Contact your members of Congress while they are home between now and April 13 and tell them to protect our right to vote privately and independently in next year's Presidential elections. The leading election reform bill, introduced by Congressman Rush Holt, H.R. 811, includes an unrealistic deadline for every voting machine to produce an accessible voter-verifiable paper ballot by next year. Tell your Congressional representatives to move that paper ballot deadline back to allow time for new voting systems to be developed, certified for use in elections, and funded.
When the Holt bill's paper ballot requirement is coupled with the access requirements of the Help America Vote Act, it will require election officials to purchase technology that does not currently exist. The Holt bill seems to acknowledge this problem because it requires the federal government to study how best to make it's voter-verifiable paper ballots accessible to voters with a wide range of disabilities, and requires the government to report on its findings by January of 2010. In the absence of these findings, how can election officials move forward with a 2008 deadline for accessible paper ballots?
BACKGROUND
Congressman Rush Holt (D-NJ) introduced H.R. 811, the Voter Confidence and Increased Accessibility Act on February 7 of this year. This bill currently has 200 cosponsors and bipartisan support. The bill is
expected to pass the House, and is considered the leading election reform vehicle that is moving in this Congress. It was slated for mark up in the House Committee on Administration last Thursday, but the mark up was postponed at the last minute. We anticipate that the bill will be marked up and sent to the House floor for a vote soon after Congress returns from their current recess. Once it passes the House, we anticipate that the Senate will want to act quickly on a parallel piece of legislation.
The Holt bill would amend the Help America Vote Act (HAVA) by making a number of major changes to
the nation's elections system. It requires all changes to be in place for the primaries in next year's presidential election. If enacted into law, the Holt bill will require that all polling places use equipment in the 2008 presidential race that can produce an accessible, voter-verifiable paper ballot. The bill includes other requirements that would substantially change election practices, but for purposes of this alert we are focusing on the paper ballot requirement.
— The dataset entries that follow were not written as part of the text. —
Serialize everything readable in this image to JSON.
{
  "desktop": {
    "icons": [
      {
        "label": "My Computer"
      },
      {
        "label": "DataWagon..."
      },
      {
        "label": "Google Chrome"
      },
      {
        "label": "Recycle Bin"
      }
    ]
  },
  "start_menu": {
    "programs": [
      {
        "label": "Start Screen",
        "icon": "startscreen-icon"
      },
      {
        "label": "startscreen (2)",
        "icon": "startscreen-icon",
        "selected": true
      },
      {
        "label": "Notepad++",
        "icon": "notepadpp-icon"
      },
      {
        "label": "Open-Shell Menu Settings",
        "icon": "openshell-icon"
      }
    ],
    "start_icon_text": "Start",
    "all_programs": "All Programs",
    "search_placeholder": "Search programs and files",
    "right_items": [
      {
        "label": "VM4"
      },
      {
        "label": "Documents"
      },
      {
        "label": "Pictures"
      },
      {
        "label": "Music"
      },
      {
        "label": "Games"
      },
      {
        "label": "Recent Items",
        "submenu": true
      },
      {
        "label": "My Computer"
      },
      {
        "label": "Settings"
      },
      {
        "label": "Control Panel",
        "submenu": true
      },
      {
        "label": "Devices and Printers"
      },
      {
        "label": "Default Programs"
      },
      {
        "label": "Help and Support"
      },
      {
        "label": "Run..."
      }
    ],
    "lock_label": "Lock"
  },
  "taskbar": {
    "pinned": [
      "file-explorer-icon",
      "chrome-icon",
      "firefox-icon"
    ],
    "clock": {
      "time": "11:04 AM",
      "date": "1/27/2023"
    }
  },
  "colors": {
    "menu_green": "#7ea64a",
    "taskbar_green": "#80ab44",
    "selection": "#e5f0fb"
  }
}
Because of the requirement in the 2002 Help America Vote Act that all polling places have at least one accessible voting machine by 2006, we have seen signficant improvement in voting accessibility since the 2002 elections. AAPD does not want to move backward on accessibility, and we have been advocating along with other disability and civil rights groups that any voter verification system must meet HAVA's requirements that voters with disabilities can access that system with privacy and independence. Unfortunately, we are still awaiting the development of an accessible voting machine that can meet the Holt bill's paper ballot requirement and that has been tested and certified for use in elections.
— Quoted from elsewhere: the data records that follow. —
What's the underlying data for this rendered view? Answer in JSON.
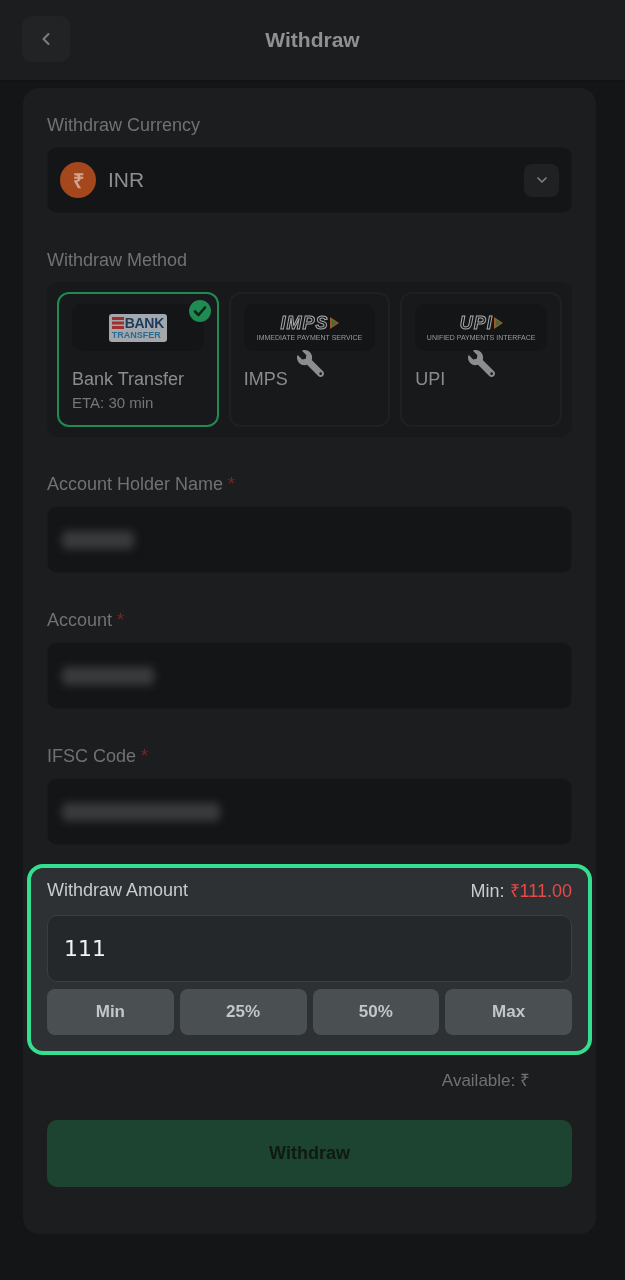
{
  "header": {
    "title": "Withdraw"
  },
  "currency": {
    "label": "Withdraw Currency",
    "symbol": "₹",
    "code": "INR"
  },
  "method": {
    "label": "Withdraw Method",
    "options": [
      {
        "kind": "bank",
        "logo": {
          "title": "BANK",
          "subtitle": "TRANSFER"
        },
        "name": "Bank Transfer",
        "eta": "ETA: 30 min",
        "selected": true,
        "maintenance": false
      },
      {
        "kind": "imps",
        "logo": {
          "title": "IMPS",
          "subtitle": "IMMEDIATE PAYMENT SERVICE"
        },
        "name": "IMPS",
        "selected": false,
        "maintenance": true
      },
      {
        "kind": "upi",
        "logo": {
          "title": "UPI",
          "subtitle": "UNIFIED PAYMENTS INTERFACE"
        },
        "name": "UPI",
        "selected": false,
        "maintenance": true
      }
    ]
  },
  "fields": [
    {
      "label": "Account Holder Name",
      "required_mark": "*",
      "value_blurred": true
    },
    {
      "label": "Account",
      "required_mark": "*",
      "value_blurred": true
    },
    {
      "label": "IFSC Code",
      "required_mark": "*",
      "value_blurred": true
    }
  ],
  "amount": {
    "label": "Withdraw Amount",
    "min_label": "Min:",
    "min_value": "₹111.00",
    "value": "111",
    "highlighted": true,
    "presets": [
      {
        "label": "Min"
      },
      {
        "label": "25%"
      },
      {
        "label": "50%"
      },
      {
        "label": "Max"
      }
    ]
  },
  "available": {
    "label": "Available: ₹"
  },
  "submit": {
    "label": "Withdraw"
  }
}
We are working with other disability advocates to convince members of the House and Senate that the 2008 paper ballot deadline in the Holt bill is unrealistic, and will in effect force election officials to either violate the paper ballot requirements of the bill or violate the accessibility requirements of HAVA and the bill. We have also been advocating that new funds must be made available to enable election officials to purchase equipment once there is equipment that meets the bill's requirements, which will likely take several years to be developed.
The Holt bill requires the federal government to study how best to make it's voter-verifiable paper ballot accessible to voters with a wide range of disabilities, and requires the government to report on its findings by January of 2010. We do not understand why the bill's paper ballot requirements take effect two year's before the completion of this important study.
We encourage you to contact your Congressional representatives during the next two weeks and urge them to move back the paper ballot deadline in the Holt bill, and take any other steps necessary to ensure that voters with disabilities will be able to vote privately and independently in next year's critical presidential elections.